35. The system of claim 34, wherein: the second material is a foam including expanded polystyrene foam.

36. A car seat system comprising:

a frame constructed to couple to a vehicle seat and to a car seat, said frame having a vertical portion that extends vertically upward substantially along a vehicle seatback, wherein said vertical portion extends at least half of the height of vehicle seatback, and a horizontal portion extending from a lower end of said vertical portion at an angle with respect to said vertical portion, wherein said horizontal portion is constructed to extend along a vehicle seat when said frame is coupled to the vehicle, the horizontal portion configured to couple to said car seat in only a forward or rear facing orientation of the car seat.

37. The system according to claim 36, wherein:

the horizontal portion of the frame includes a first connector and a keyed alignment feature that are respectively configured to selectively mate with a second connector and keyed alignment feature located on a bottom side of the car seat, wherein when the alignment features are aligned, the first connector and the second connectors are permitted to mate together to connect the car seat to the frame, and when the alignment features are not aligned, the first connector and the second connectors are not permitted to mate together preventing the connection of the car seat to the frame.

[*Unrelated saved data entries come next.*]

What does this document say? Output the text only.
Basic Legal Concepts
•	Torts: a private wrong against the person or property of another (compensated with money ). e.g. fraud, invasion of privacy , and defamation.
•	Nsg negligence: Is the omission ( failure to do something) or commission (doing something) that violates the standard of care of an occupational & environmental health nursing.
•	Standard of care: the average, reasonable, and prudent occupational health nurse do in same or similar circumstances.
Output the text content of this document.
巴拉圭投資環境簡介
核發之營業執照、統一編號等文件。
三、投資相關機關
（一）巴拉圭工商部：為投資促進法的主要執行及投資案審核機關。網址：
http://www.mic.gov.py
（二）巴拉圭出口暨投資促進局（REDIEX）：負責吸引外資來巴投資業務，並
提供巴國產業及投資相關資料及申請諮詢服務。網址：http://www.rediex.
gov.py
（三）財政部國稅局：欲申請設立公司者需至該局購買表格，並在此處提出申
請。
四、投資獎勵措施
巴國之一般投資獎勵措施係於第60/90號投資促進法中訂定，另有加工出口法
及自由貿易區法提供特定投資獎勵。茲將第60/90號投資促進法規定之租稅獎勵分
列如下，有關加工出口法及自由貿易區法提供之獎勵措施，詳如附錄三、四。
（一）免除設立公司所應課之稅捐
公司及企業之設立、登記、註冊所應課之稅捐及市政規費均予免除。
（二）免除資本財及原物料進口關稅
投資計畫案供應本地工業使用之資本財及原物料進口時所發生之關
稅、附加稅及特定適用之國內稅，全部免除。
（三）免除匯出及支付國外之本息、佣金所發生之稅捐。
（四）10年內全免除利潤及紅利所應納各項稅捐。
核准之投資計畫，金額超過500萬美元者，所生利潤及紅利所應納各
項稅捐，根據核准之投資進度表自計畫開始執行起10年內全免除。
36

38. The system according to claim 36, wherein: the horizontal portion of the frame includes a plurality of female connection sockets that are configured to mate with a plurality of corresponding male projections extending from the car seat.

39. The system according to claim 38, wherein: at least one of the connection sockets is configured to lock with a corresponding projection.

40. The system according to claim 39, further comprising: a car seat having a bottom side from which the plurality of projections extend.

41. The system according to claim 40, wherein: the sockets have an inner tapered surface and the projections have an outer tapered surface that mates with the inner tapered surface of the sockets.